John McArdle, who helped mastermind what could be the GOP retaking the Senate if they win two of the three still-contested Senate seats now facing recounts, is leaving the Senate after 29 years.
McArdle, never shy about picking up the phone to give a good yelling to a reporter, goes back to the days of Senate Majority Leader Warren Anderson. Working his way up the GOP ladder, McArdle would go on to serve as communications director for three Senate majority leaders: Ralph Marino, Joseph Bruno and Dean Skelos.
“I have always valued John’s wisdom, advice and support, but mostly I value his friendship,” Sen. Dean Skelos, the Republican leader, said in a statement. “He has truly set the standard for doing a very difficult job and, in doing so, has earned the respect of members from both sides of the aisle and the reporters who cover Albany. John is truly an institution in the Capitol whose presence will be missed. On behalf of all the members of the Senate Republican conference, I thank John for his many years of service and wish him the best of luck.”
McArdle said, “It’s has been an honor and privilege to serve the Senate for so many years and during such interesting times. I have had the good fortune to work for four outstanding majority Leaders and with senators and staff for an institution I truly love. I will cherish the memories and friendships and the opportunities I have had to serve the Senate and this state for the last 30 years.”

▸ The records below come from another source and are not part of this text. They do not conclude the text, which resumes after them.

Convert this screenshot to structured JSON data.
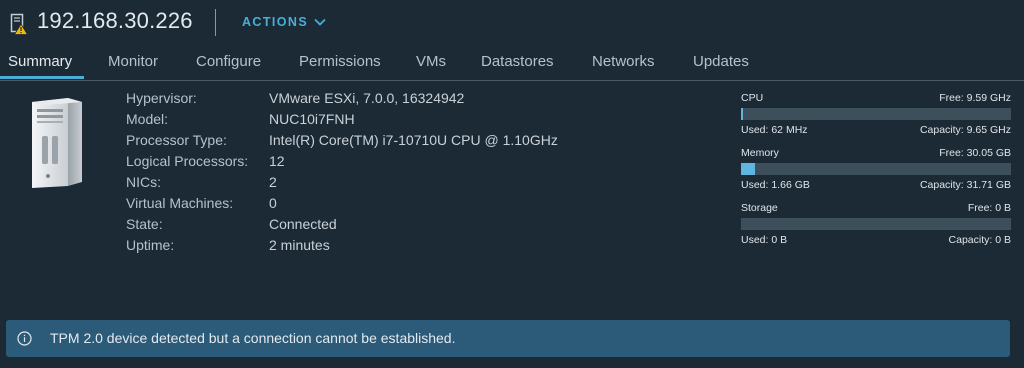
{
  "header": {
    "title": "192.168.30.226",
    "actions_label": "ACTIONS"
  },
  "tabs": [
    {
      "label": "Summary",
      "active": true
    },
    {
      "label": "Monitor"
    },
    {
      "label": "Configure"
    },
    {
      "label": "Permissions"
    },
    {
      "label": "VMs"
    },
    {
      "label": "Datastores"
    },
    {
      "label": "Networks"
    },
    {
      "label": "Updates"
    }
  ],
  "summary": {
    "properties": [
      {
        "label": "Hypervisor:",
        "value": "VMware ESXi, 7.0.0, 16324942"
      },
      {
        "label": "Model:",
        "value": "NUC10i7FNH"
      },
      {
        "label": "Processor Type:",
        "value": "Intel(R) Core(TM) i7-10710U CPU @ 1.10GHz"
      },
      {
        "label": "Logical Processors:",
        "value": "12"
      },
      {
        "label": "NICs:",
        "value": "2"
      },
      {
        "label": "Virtual Machines:",
        "value": "0"
      },
      {
        "label": "State:",
        "value": "Connected"
      },
      {
        "label": "Uptime:",
        "value": "2 minutes"
      }
    ]
  },
  "resources": {
    "cpu": {
      "name": "CPU",
      "free": "Free: 9.59 GHz",
      "used": "Used: 62 MHz",
      "capacity": "Capacity: 9.65 GHz",
      "used_fraction": 0.006
    },
    "memory": {
      "name": "Memory",
      "free": "Free: 30.05 GB",
      "used": "Used: 1.66 GB",
      "capacity": "Capacity: 31.71 GB",
      "used_fraction": 0.052
    },
    "storage": {
      "name": "Storage",
      "free": "Free: 0 B",
      "used": "Used: 0 B",
      "capacity": "Capacity: 0 B",
      "used_fraction": 0
    }
  },
  "alert": {
    "text": "TPM 2.0 device detected but a connection cannot be established."
  },
  "colors": {
    "background": "#1c2a35",
    "accent": "#49afd9",
    "alert_bg": "#2b5b78",
    "warning": "#f5b800"
  }
}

McArdle called a short while ago to say the timing of his departure is based, in part, on an early retirement program offered to legislative employees, which is closing to new enrollees next month. Also, he said he feels comfortable leaving now because he is confident the Republicans will re-take the Senate when the voting is all counted in three contested races in Erie, Westchester and Nassau counties.
McArdle rose to become one of the most influential staff members at the Capitol, with a reputation for his fierce defense of Senate Republicans against Democrats in the Legislature and even fellow Republicans, such as former Gov. George Pataki, on everything from policy to raw politics.
McArdle said he will go into consulting and public relations – he is banned from lobbying for two years – and “crisis communications,’’ a field he has known well at the Capitol. He plans to also go into business with Abe Lackman, a former top Senate fiscal staffer who is an Albany lobbyist.
And as the Democrats and Republicans toss rhetorical bombs at each other over the re-count process, the Senate Democratic spokesman called a ceasefire Monday -- if for only the moment -- to note McArdle's departure.